Don't get me wrong. I love women, probably more than most men. I grew up a ladies man with many many girlfriends but also with male friends. However, now I'm 60 and I'm completely surrounded by women: my wife, my teenage daughter and my 23 year old God-daughter. I guess I'm very lucky. However, there is just so much ladyspeak that any non-gay guy can tolerate. And I'm about at my limit lately. would I rather be completely alone with no one to talk to? No. But I miss my 34 year old son that now is in university for another 1 1/4 years in nursing school who just got married again.

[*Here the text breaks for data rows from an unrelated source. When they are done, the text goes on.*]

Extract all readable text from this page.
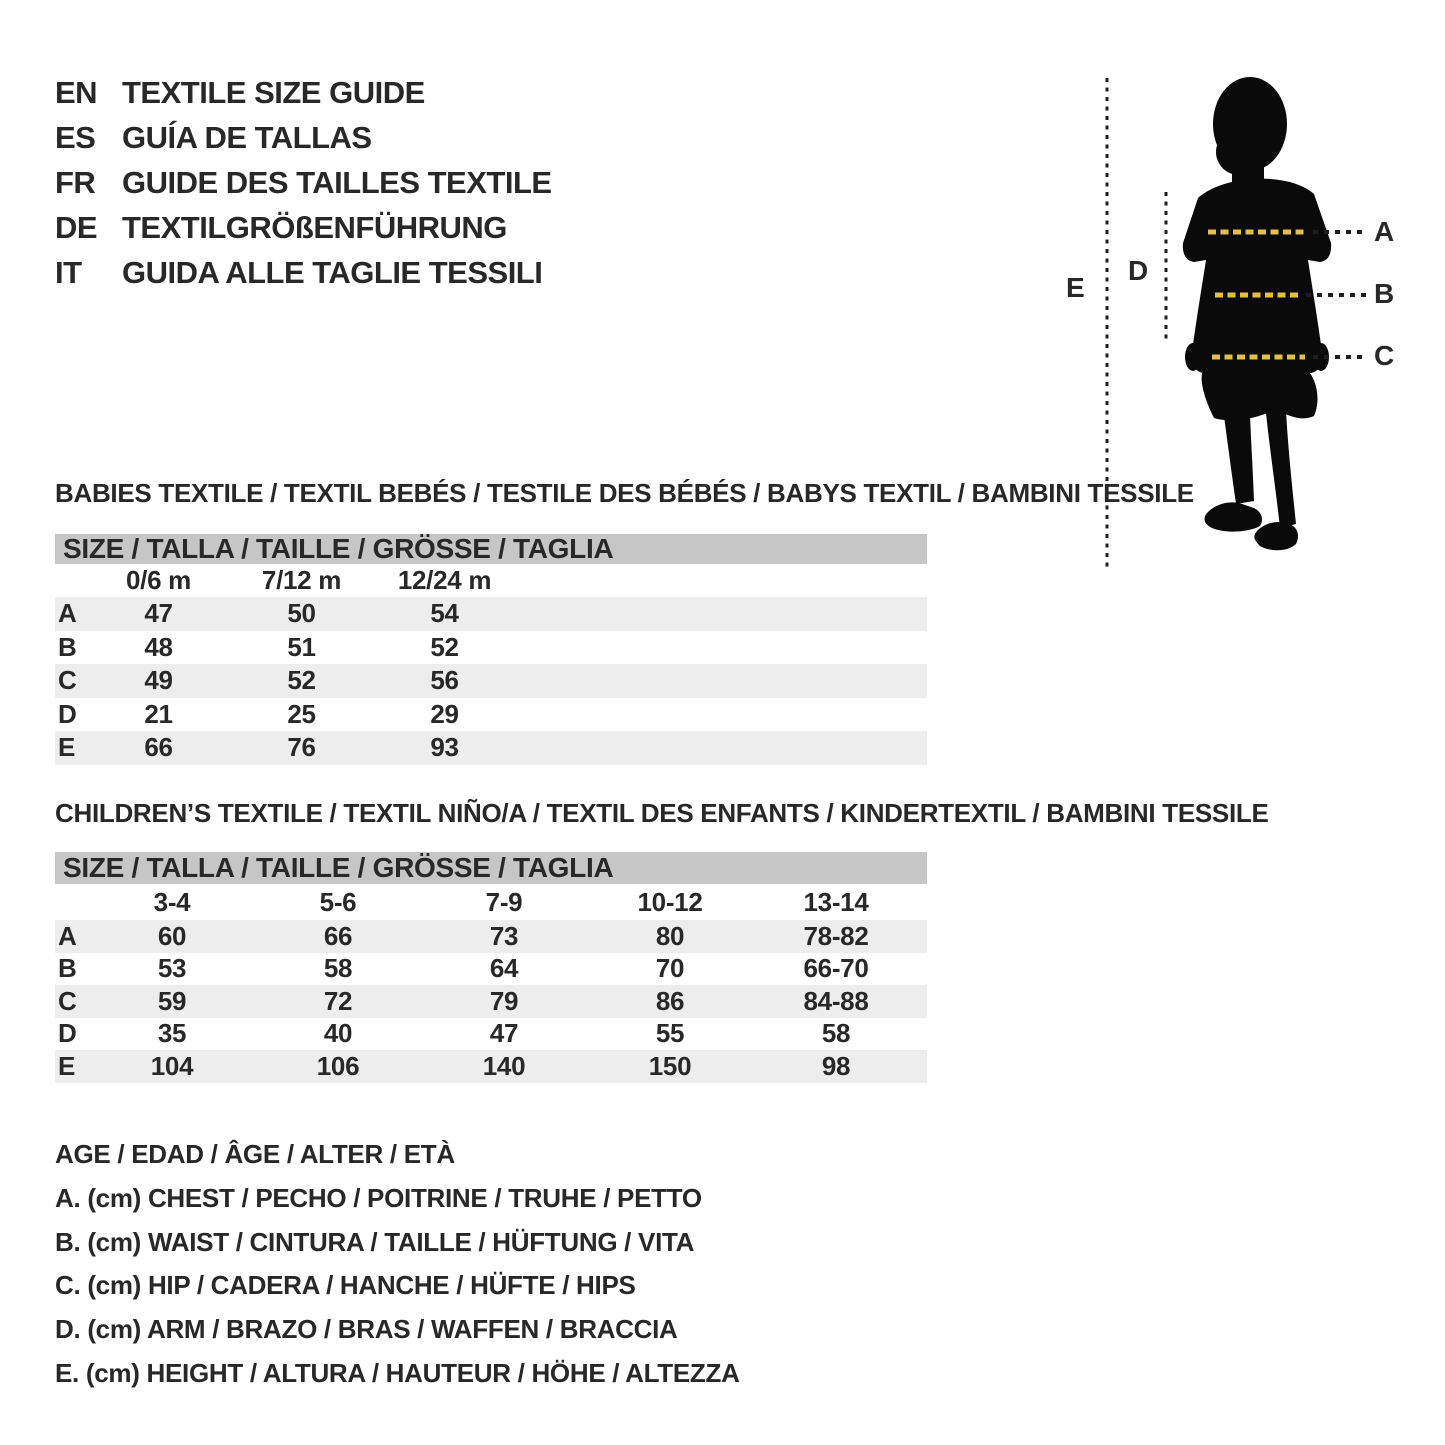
EN TEXTILE SIZE GUIDE
ES GUÍA DE TALLAS
FR GUIDE DES TAILLES TEXTILE
DE TEXTILGRÖßENFÜHRUNG
IT	GUIDA ALLE TAGLIE TESSILI
A
B
C
D
E
BABIES TEXTILE / TEXTIL BEBÉS / TESTILE DES BÉBÉS / BABYS TEXTIL / BAMBINI TESSILE
SIZE / TALLA / TAILLE / GRÖSSE / TAGLIA
0/6 m	7/12 m	12/24 m
A	47	50	54
B	48	51	52
C	49	52	56
D	21	25	29
E	66	76	93
CHILDREN’S TEXTILE / TEXTIL NIÑO/A / TEXTIL DES ENFANTS / KINDERTEXTIL / BAMBINI TESSILE
SIZE / TALLA / TAILLE / GRÖSSE / TAGLIA
3-4	5-6	7-9	10-12	13-14
A	60	66	73	80	78-82
B	53	58	64	70	66-70
C	59	72	79	86	84-88
D	35	40	47	55	58
E	104	106	140	150	98
AGE / EDAD / ÂGE / ALTER / ETÀ
A. (cm) CHEST / PECHO / POITRINE / TRUHE / PETTO
B. (cm) WAIST / CINTURA / TAILLE / HÜFTUNG / VITA
C. (cm) HIP / CADERA / HANCHE / HÜFTE / HIPS
D. (cm) ARM / BRAZO / BRAS / WAFFEN / BRACCIA
E. (cm) HEIGHT / ALTURA / HAUTEUR / HÖHE / ALTEZZA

So even though I'm happy he's with a young, hot, 23 year old nursing student and married it just means I will see him less than I do already.

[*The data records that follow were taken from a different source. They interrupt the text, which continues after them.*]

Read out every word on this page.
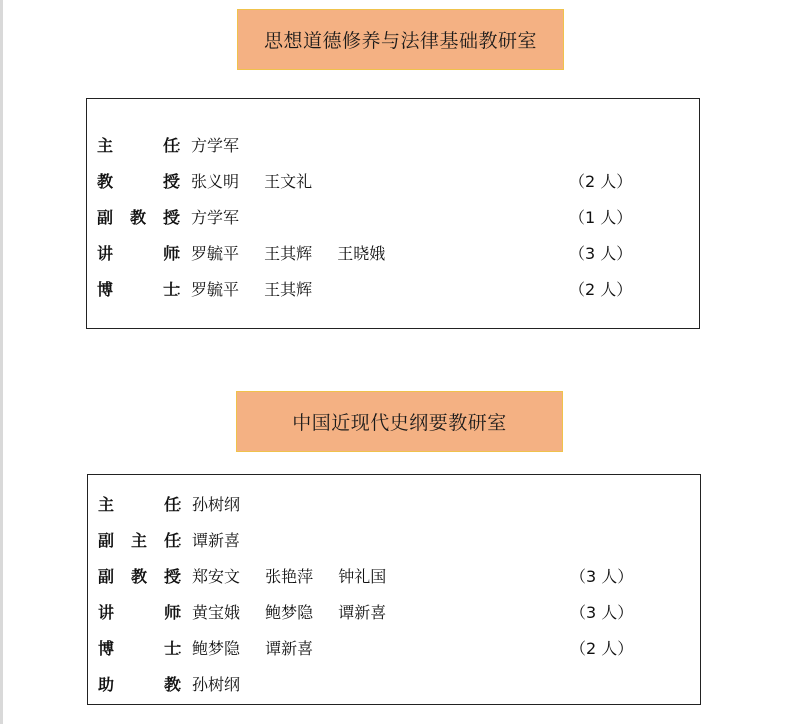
思想道德修养与法律基础教研室
主	任
： 方学军
教	授
： 张义明 王文礼	（2 人）
副 教 授
： 方学军	（1 人）
讲	师
： 罗毓平 王其辉 王晓娥	（3 人）
博	士
： 罗毓平 王其辉	（2 人）
中国近现代史纲要教研室
主	任
： 孙树纲
副 主 任
： 谭新喜
副 教 授
： 郑安文 张艳萍 钟礼国	（3 人）
讲	师
： 黄宝娥 鲍梦隐 谭新喜	（3 人）
博	士
： 鲍梦隐 谭新喜	（2 人）
助	教
： 孙树纲
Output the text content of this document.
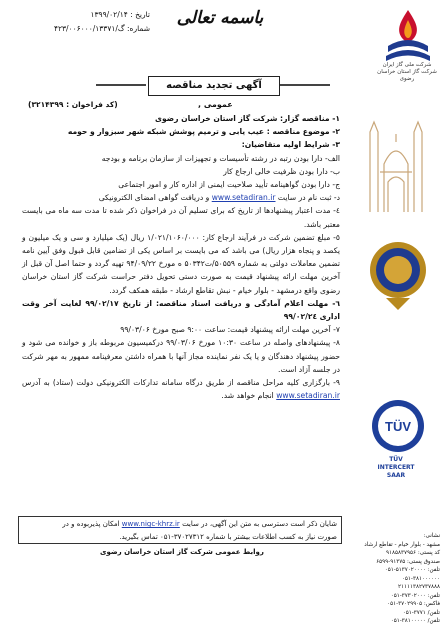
شرکت ملی گاز ایران
شرکت گاز استان خراسان رضوی
باسمه تعالی
تاریخ : ۱۳۹۹/۰۲/۱۴
شماره: گ/۴۲۳/۰۰۶۰۰۰/۱۳۳۷۱
آگهی تجدید مناقصه
عمومی ,
(کد فراخوان : ۳۲۱۴۳۹۹)

۱- مناقصه گزار: شرکت گاز استان خراسان رضوی

۲- موضوع مناقصه : عیب یابی و ترمیم پوشش شبکه شهر سبزوار و حومه

۳- شرایط اولیه متقاضیان:

الف- دارا بودن رتبه در رشته تأسیسات و تجهیزات از سازمان برنامه و بودجه

ب- دارا بودن ظرفیت خالی ارجاع کار

ج- دارا بودن گواهینامه تأیید صلاحیت ایمنی از اداره کار و امور اجتماعی

د- ثبت نام در سایت www.setadiran.ir و دریافت گواهی امضای الکترونیکی

٤- مدت اعتبار پیشنهادها از تاریخ که برای تسلیم آن در فراخوان ذکر شده تا مدت سه ماه می بایست معتبر باشد.

٥- مبلغ تضمین شرکت در فرآیند ارجاع کار: ۱/۰۲۱/۱۰۶۰/۰۰۰ ریال (یک میلیارد و سی و یک میلیون و یکصد و پنجاه هزار ریال) می باشد که می بایست بر اساس یکی از تضامین قابل قبول وفق آیین نامه تضمین معاملات دولتی به شماره ۵۰۵۵۹/ت۵۰۳۴۲ ه مورخ ۹۴/۰۹/۲۲ تهیه گردد و حتما اصل آن قبل از آخرین مهلت ارائه پیشنهاد قیمت به صورت دستی تحویل دفتر حراست شرکت گاز استان خراسان رضوی واقع درمشهد - بلوار خیام - نبش تقاطع ارشاد - طبقه همکف گردد.

٦- مهلت اعلام آمادگی و دریافت اسناد مناقصه: از تاریخ ۹۹/۰۲/۱۷ لغایت آخر وقت اداری ۹۹/۰۲/۲٤

۷- آخرین مهلت ارائه پیشنهاد قیمت: ساعت ۹:۰۰ صبح مورخ ۹۹/۰۳/۰۶

۸- پیشنهادهای واصله در ساعت ۱۰:۳۰ مورخ ۹۹/۰۳/۰۶ درکمیسیون مربوطه باز و خوانده می شود و حضور پیشنهاد دهندگان و یا یک نفر نماینده مجاز آنها با همراه داشتن معرفینامه ممهور به مهر شرکت در جلسه آزاد است.

۹- بارگزاری کلیه مراحل مناقصه از طریق درگاه سامانه تدارکات الکترونیکی دولت (ستاد) به آدرس www.setadiran.ir انجام خواهد شد.

TÜV
TÜV
INTERCERT
SAAR
نشانی:
مشهد - بلوار خیام - تقاطع ارشاد
کد پستی: ۹۱۸۵۸۳۷۹۵۶
صندوق پستی: ۹۱۳۷۵-۶۵۹۹
تلفن: ۵۱۳۷۰۲۰۰۰۰-۰۵۱
۰۵۱-۳۸۱۰۰۰۰۰۰
۲۱۱۱۱۳۸۲۷۳۷۸۸۸
تلفن: ۳۷۳۰۲۰۰۰-۰۵۱
فاکس: ۳۷۰۲۹۹۰۵-۰۵۱
تلفن/ ۳۷۷۱-۰۵۱
تلفن/ ۳۸۱۰۰۰۰۰-۰۵۱
شایان ذکر است دسترسی به متن این آگهی، در سایت www.nigc-khrz.ir امکان پذیربوده و در
صورت نیاز به کسب اطلاعات بیشتر با شماره ۳۷۰۲۷۳۱۲-۰۵۱ تماس بگیرید.
روابط عمومی شرکت گاز استان خراسان رضوی
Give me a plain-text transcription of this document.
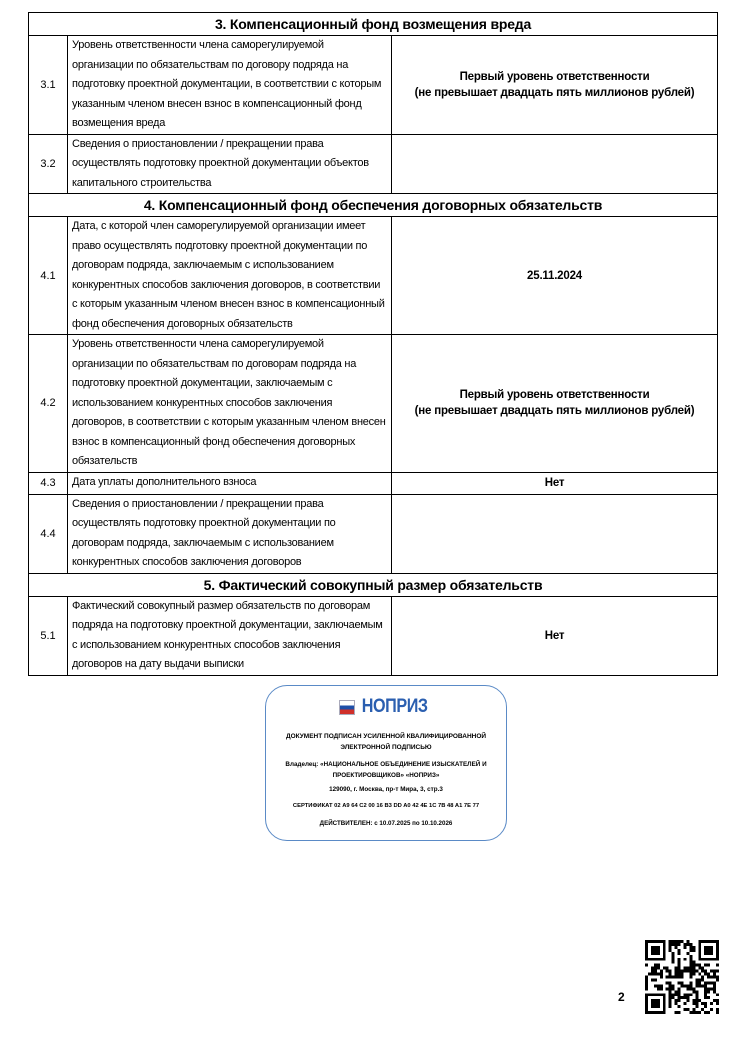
3. Компенсационный фонд возмещения вреда		
3.1	Уровень ответственности члена саморегулируемой организации по обязательствам по договору подряда на подготовку проектной документации, в соответствии с которым указанным членом внесен взнос в компенсационный фонд возмещения вреда	Первый уровень ответственности
(не превышает двадцать пять миллионов рублей)

3.2	Сведения о приостановлении / прекращении права осуществлять подготовку проектной документации объектов капитального строительства	
4. Компенсационный фонд обеспечения договорных обязательств		
4.1	Дата, с которой член саморегулируемой организации имеет право осуществлять подготовку проектной документации по договорам подряда, заключаемым с использованием конкурентных способов заключения договоров, в соответствии с которым указанным членом внесен взнос в компенсационный фонд обеспечения договорных обязательств	25.11.2024
4.2	Уровень ответственности члена саморегулируемой организации по обязательствам по договорам подряда на подготовку проектной документации, заключаемым с использованием конкурентных способов заключения договоров, в соответствии с которым указанным членом внесен взнос в компенсационный фонд обеспечения договорных обязательств	Первый уровень ответственности
(не превышает двадцать пять миллионов рублей)

4.3	Дата уплаты дополнительного взноса	Нет
4.4	Сведения о приостановлении / прекращении права осуществлять подготовку проектной документации по договорам подряда, заключаемым с использованием конкурентных способов заключения договоров	
5. Фактический совокупный размер обязательств		
5.1	Фактический совокупный размер обязательств по договорам подряда на подготовку проектной документации, заключаемым с использованием конкурентных способов заключения договоров на дату выдачи выписки	Нет
НОПРИЗ
ДОКУМЕНТ ПОДПИСАН УСИЛЕННОЙ КВАЛИФИЦИРОВАННОЙ ЭЛЕКТРОННОЙ ПОДПИСЬЮ
Владелец: «НАЦИОНАЛЬНОЕ ОБЪЕДИНЕНИЕ ИЗЫСКАТЕЛЕЙ И ПРОЕКТИРОВЩИКОВ» «НОПРИЗ»
129090, г. Москва, пр-т Мира, 3, стр.3
СЕРТИФИКАТ 02 A9 64 C2 00 16 B3 DD A0 42 4E 1C 7B 48 A1 7E 77
ДЕЙСТВИТЕЛЕН: с 10.07.2025 по 10.10.2026
2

People say to me, "Why don't you just go out and make some guy friends?" Well, since my Dad died in 1985 I just don't want to risk losing someone that I'm close to like that again. Also, I have already lost, one to death and the other to early alzheimer's, 2 of my 3 best childhood friends. So, I have one good friend from childhood that is still alive and still touring playing music that I ski with once or twice a year when we both are in Mt. Shasta at the same time during ski season.
Most male friends live more than 300 miles away from me so seeing any of my friends regularly is difficult. So, this is my life, living with three women from teenager to my wife who is 53 while I'm 60. Life goes one. And even though I really miss my guy friends life isn't all that bad really.